Sasha sourit doucement. Elle aurait bien aimé l'embrasser aussi, mais ne le fit pas. Parce que c'était pas correct, ni pour Milo, ni pour Maëlle. Les jolis yeux pleins d'espoir de son amie la firent chavirer mais elle eut pitié aussi. Sasha ne voulait pas briser son petit cœur alors elle lui caressa les cheveux, passa une main sur sa peau et se leva.

Vingt minutes plus tard, Sasha avait passé le pas de la porte, Maëlle gardant en mémoire ses fossettes et ses yeux plissés qui lui adressaient un au revoir.

— On verra Maëlle, on verra, lui avait-elle dit.

Et le cœur de Maëlle avait sourit. Pourtant, au fond d'elle, l'adolescente avait souhaité qu'il se passerait un truc.
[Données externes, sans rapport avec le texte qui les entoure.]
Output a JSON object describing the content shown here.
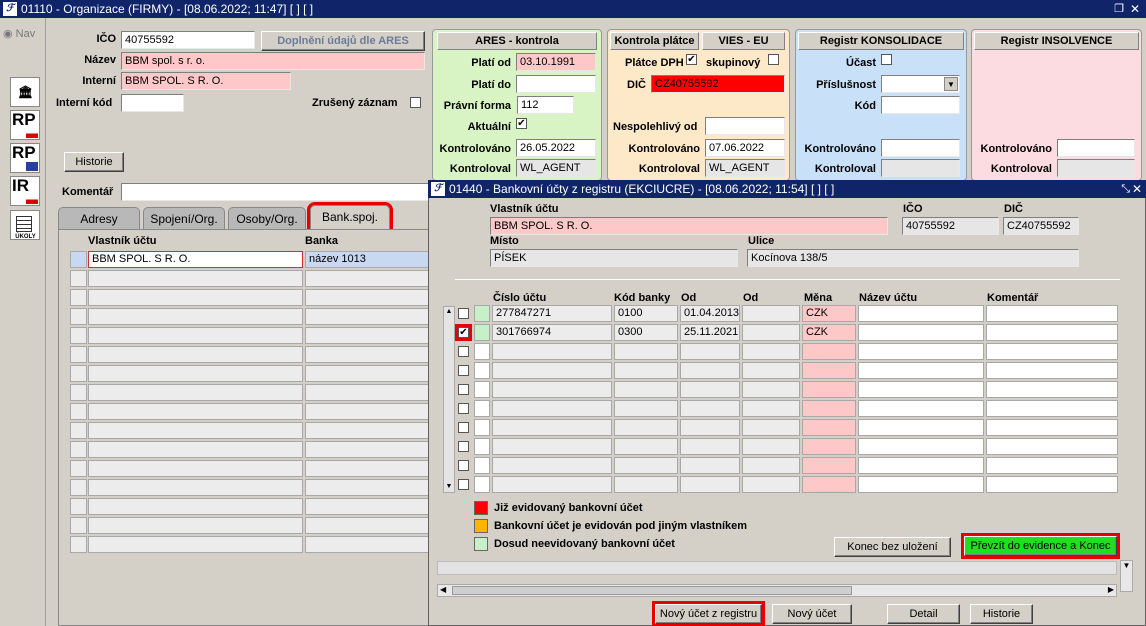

Un truc comme un langoureux baiser cliché dont tout le monde connaîtrait la finalité : les deux filles auraient décroché leur soutif, découvrant leur corps ensemble et parcourant leurs courbes de leurs doigts habiles. Maëlle en avait tellement envie.

À la place, Sasha s'était simplement éclipsée, un voile sombre troublant ses yeux séduisants.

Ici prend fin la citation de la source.